O tédio representa um inadequado estado de espírito que deve ser identificado e contornado a tempo, pois do contrário pode assumir formas traiçoeiras e dar ensejo a diversos vícios e maus hábitos, convertendo-se em um tipo mais grave de desequilíbrio psíquico. Tédio e vício caminham juntos, ambos se relacionam com a vontade fraca e, não raras vezes, com o apego a certas facilidades. Ora, quem duvidará de que a busca continuada por prazeres fáceis entedia e vicia?

As pessoas ativas, observadoras e interessadas nos fatos e fenômenos que a cercam jamais experimentam o tédio – nem mesmo a solidão. O estudioso da espiritualidade proposta pelo Racionalismo Cristão sabe, por experiência própria, que quanto mais se interessa pela vida e por todas as riquíssimas oportunidades de aprendizado que ela não cessa de oferecer, mais entusiasmo e alegria pode vivenciar em seu dia a dia.

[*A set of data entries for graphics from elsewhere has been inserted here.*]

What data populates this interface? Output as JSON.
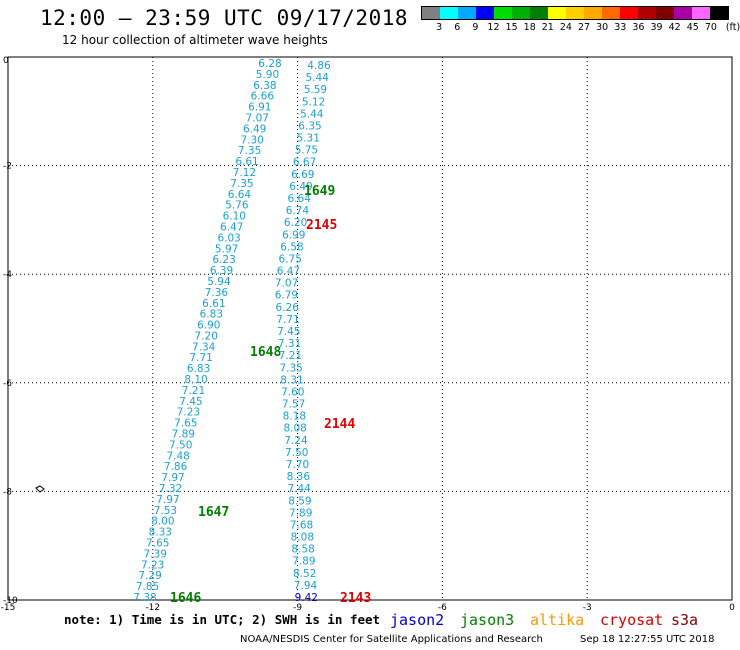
{
  "header": {
    "title": "12:00 — 23:59 UTC 09/17/2018",
    "subtitle": "12 hour collection of altimeter wave heights"
  },
  "color_scale": {
    "labels": [
      "3",
      "6",
      "9",
      "12",
      "15",
      "18",
      "21",
      "24",
      "27",
      "30",
      "33",
      "36",
      "39",
      "42",
      "45",
      "70",
      "(ft)"
    ],
    "colors": [
      "#808080",
      "#00ffff",
      "#00aaff",
      "#0000ff",
      "#00dd00",
      "#00b000",
      "#008000",
      "#ffff00",
      "#ffd000",
      "#ffaa00",
      "#ff6a00",
      "#ff0000",
      "#b00000",
      "#800000",
      "#aa00aa",
      "#ff66ff",
      "#000000"
    ]
  },
  "axes": {
    "lat_labels": [
      "0",
      "-2",
      "-4",
      "-6",
      "-8",
      "-10"
    ],
    "lon_labels": [
      "-15",
      "-12",
      "-9",
      "-6",
      "-3",
      "0"
    ]
  },
  "passes": [
    {
      "id": "1649",
      "color": "#008000"
    },
    {
      "id": "2145",
      "color": "#e00000"
    },
    {
      "id": "1648",
      "color": "#008000"
    },
    {
      "id": "2144",
      "color": "#e00000"
    },
    {
      "id": "1647",
      "color": "#008000"
    },
    {
      "id": "1646",
      "color": "#008000"
    },
    {
      "id": "2143",
      "color": "#e00000"
    }
  ],
  "track_a_values": [
    "6.28",
    "5.90",
    "6.38",
    "6.66",
    "6.91",
    "7.07",
    "6.49",
    "7.30",
    "7.35",
    "6.61",
    "7.12",
    "7.35",
    "6.64",
    "5.76",
    "6.10",
    "6.47",
    "6.03",
    "5.97",
    "6.23",
    "6.39",
    "5.94",
    "7.36",
    "6.61",
    "6.83",
    "6.90",
    "7.20",
    "7.34",
    "7.71",
    "6.83",
    "8.10",
    "7.21",
    "7.45",
    "7.23",
    "7.65",
    "7.89",
    "7.50",
    "7.48",
    "7.86",
    "7.97",
    "7.32",
    "7.97",
    "7.53",
    "8.00",
    "8.33",
    "7.65",
    "7.39",
    "7.23",
    "7.29",
    "7.85",
    "7.38"
  ],
  "track_b_values": [
    "4.86",
    "5.44",
    "5.59",
    "5.12",
    "5.44",
    "6.35",
    "5.31",
    "5.75",
    "6.67",
    "6.69",
    "6.49",
    "6.64",
    "6.74",
    "6.20",
    "6.99",
    "6.58",
    "6.75",
    "6.47",
    "7.07",
    "6.79",
    "6.26",
    "7.71",
    "7.45",
    "7.31",
    "7.21",
    "7.35",
    "8.31",
    "7.60",
    "7.57",
    "8.18",
    "8.08",
    "7.24",
    "7.50",
    "7.70",
    "8.36",
    "7.44",
    "8.59",
    "7.89",
    "7.68",
    "8.08",
    "8.58",
    "7.89",
    "8.52",
    "7.94",
    "9.42"
  ],
  "legend": {
    "note": "note: 1) Time is in UTC; 2) SWH is in feet",
    "satellites": [
      {
        "name": "jason2",
        "color": "#0000cc"
      },
      {
        "name": "jason3",
        "color": "#008000"
      },
      {
        "name": "altika",
        "color": "#ff9900"
      },
      {
        "name": "cryosat",
        "color": "#dd0000"
      },
      {
        "name": "s3a",
        "color": "#880000"
      }
    ]
  },
  "footer": {
    "credit": "NOAA/NESDIS Center for Satellite Applications and Research",
    "timestamp": "Sep 18 12:27:55 UTC 2018"
  }
}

Quanto mais dinâmica for a pessoa, quanto mais ativa for sua mente, tanto melhor será sua qualidade de vida. Ler boas obras, meditar seriamente sobre seu conteúdo, assistir a programas instrutivos, praticar exercícios físicos, reservar momentos do dia para relaxar, realizar cotidianamente a limpeza psíquica recomendada pelo Racionalismo Cristão, trabalhar com afinco e refletir com bom senso sobre as oportunidades oferecidas pela vida são antídotos contra o tédio e a maioria dos males psíquicos.

Nenhuma forma de tédio sobrevive na mente de quem sabe manter-se motivado, e a melhor forma de encontrar motivação é compreender a vida por seu aspecto mais amplo, ou seja, pelo prisma abrangente da espiritualidade.

Há estudiosos da psicologia que afirmam ter o tédio uma dimensão social e cultural, e não apenas individual. No campo da filosofia, o pensador alemão Arthur Schopenhauer analisou meticulosamente o tédio, chegando a afirmar que se tratava de um fenômeno essencial. Apesar das diversas teorias e análises feitas historicamente sobre o tema, afirmamos com convicção que, à medida que o ser humano se esclarece espiritualmente, compreendendo suas reais necessidades, mais facilmente se dá conta do sentido efêmero e transitório das conquistas materiais, que, embora sejam, em certo sentido, importantes, não conduzem à realização pessoal.

Toda vez que busca atingir uma meta estabelecida, o ser humano alheio aos valores espirituais é quase que simultaneamente tomado pelo tédio e por um vazio existencial que acaba por asfixiá-lo emocionalmente. Portanto, somente a consciência do dever cumprido com ética, valor e exatidão produz um bem-estar duradouro e revigorante, o qual dissolve todo impulso ao tédio.

Na presente reflexão, analisamos o tédio e, sobretudo, as formas de extirpá-lo, sendo certo que a tradição de nossos estudos filosófico-espiritualistas nos forneceu os subsídios para essa tarefa. Dessa forma, a visão espiritualista lança luz sobre o tempo presente em tudo o que ele tem de complexo e angustiante, dando sentido a cada movimento, a cada reação. Certamente, aqueles que possuem tal consciência não se permitem cair na armadilha do tédio, do pessimismo, da ansiedade e da depressão, mas, estimulados pelos elevados princípios que absorvem do Racionalismo Cristão, vivenciam com alegria cada experiência proporcionada pela vida.